Oral Microbiota and Risk for Esophageal Squamous Cell Carcinoma in a High-Risk Area of China

• Published in: PloS one Vol. 10; no. 12; p. e0143603
• Main Authors: Chen, Xingdong, Winckler, Björn, Lu, Ming, Cheng, Hongwei, Yuan, Ziyu, Yang, Yajun, Jin, Li, Ye, Weimin
• Format: Journal Article
• Language: English
• Published: United States Public Library of Science 07.12.2015; Public Library of Science (PLoS)

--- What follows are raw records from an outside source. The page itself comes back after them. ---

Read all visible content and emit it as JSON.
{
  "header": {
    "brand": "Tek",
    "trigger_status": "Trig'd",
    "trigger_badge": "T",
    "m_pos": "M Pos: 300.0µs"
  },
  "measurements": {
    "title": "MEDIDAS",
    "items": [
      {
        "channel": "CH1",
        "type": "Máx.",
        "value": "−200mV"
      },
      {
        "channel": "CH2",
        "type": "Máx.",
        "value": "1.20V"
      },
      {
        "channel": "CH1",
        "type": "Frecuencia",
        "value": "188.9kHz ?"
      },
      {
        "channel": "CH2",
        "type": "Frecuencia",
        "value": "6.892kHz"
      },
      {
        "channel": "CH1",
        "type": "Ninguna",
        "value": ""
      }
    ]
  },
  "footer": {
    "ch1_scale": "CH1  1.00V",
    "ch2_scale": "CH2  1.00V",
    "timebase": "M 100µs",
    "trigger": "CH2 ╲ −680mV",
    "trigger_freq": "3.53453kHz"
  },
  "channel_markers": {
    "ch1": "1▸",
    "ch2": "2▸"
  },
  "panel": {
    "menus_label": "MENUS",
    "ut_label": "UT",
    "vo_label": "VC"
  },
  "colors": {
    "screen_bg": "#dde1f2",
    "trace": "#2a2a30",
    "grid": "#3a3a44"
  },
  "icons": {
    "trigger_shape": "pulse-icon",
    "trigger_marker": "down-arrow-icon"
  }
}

• Subjects: Aged; Alcohol; Carcinoma, Squamous Cell - microbiology; Carcinoma, Squamous Cell - pathology; Care and treatment; Case-Control Studies; China; Collaboration; Colorectal cancer; Comparative analysis; Complications and side effects; Dysplasia; Education; Endoscopy; Epidemiology; Esophageal cancer; Esophageal Neoplasms - microbiology; Esophagus; Female; Gastric cancer; Genetic engineering; Health risk assessment; Health sciences; Hospitals; Humans; Laboratories; Life sciences; Male; Microbial activity; Microbiomes; Microbiota; Microbiota (Symbiotic organisms); Microbiota - physiology; Microorganisms; Middle Aged; Mouth - microbiology; Mycoplasma; Oral Health; Oral hygiene; Physiological aspects; Questionnaires; Regression analysis; Regression models; Relative abundance; Risk; Risk Factors; rRNA 16S; Saliva; Saliva - microbiology; Squamous cell carcinoma; Stomach cancer; Studies; China; Sweden
• ISSN: 1932-6203; 1932-6203
• DOI: 10.1371/journal.pone.0143603

Poor oral health has been linked with an increased risk of esophageal squamous cell carcinoma (ESCC). We investigated whether alteration of oral microbiota is associated with ESCC risk. Fasting saliva samples were collected from 87 incident and histopathologicallly diagnosed ESCC cases, 63 subjects with dysplasia and 85 healthy controls. All subjects were also interviewed with a questionnaire. V3-V4 region of 16S rRNA was amplified and sequenced by 454-pyrosequencing platform. Carriage of each genus was compared by means of multivariate-adjusted odds ratios derived from logistic regression model. Relative abundance was compared using Metastats method. Beta diversity was estimated using Unifrac and weighted Unifrac distances. Principal coordinate analysis (PCoA) was applied to ordinate dissimilarity matrices. Multinomial logistic regression was used to compare the coordinates between different groups. ESCC subjects had an overall decreased microbial diversity compared to control and dysplasia subjects (P<0.001). Decreased carriage of genera Lautropia, Bulleidia, Catonella, Corynebacterium, Moryella, Peptococcus and Cardiobacterium were found in ESCC subjects compared to non-ESCC subjects. Multinomial logistic regression analyses on PCoA coordinates also revealed that ESCC subjects had significantly different levels for several coordinates compared to non-ESCC subjects. In conclusion, we observed a correlation between altered salivary bacterial microbiota and ESCC risk. The results of our study on the saliva microbiome are of particular interest as it reflects the shift in microbial communities. Further studies are warranted to verify this finding, and if being verified, to explore the underlying mechanisms.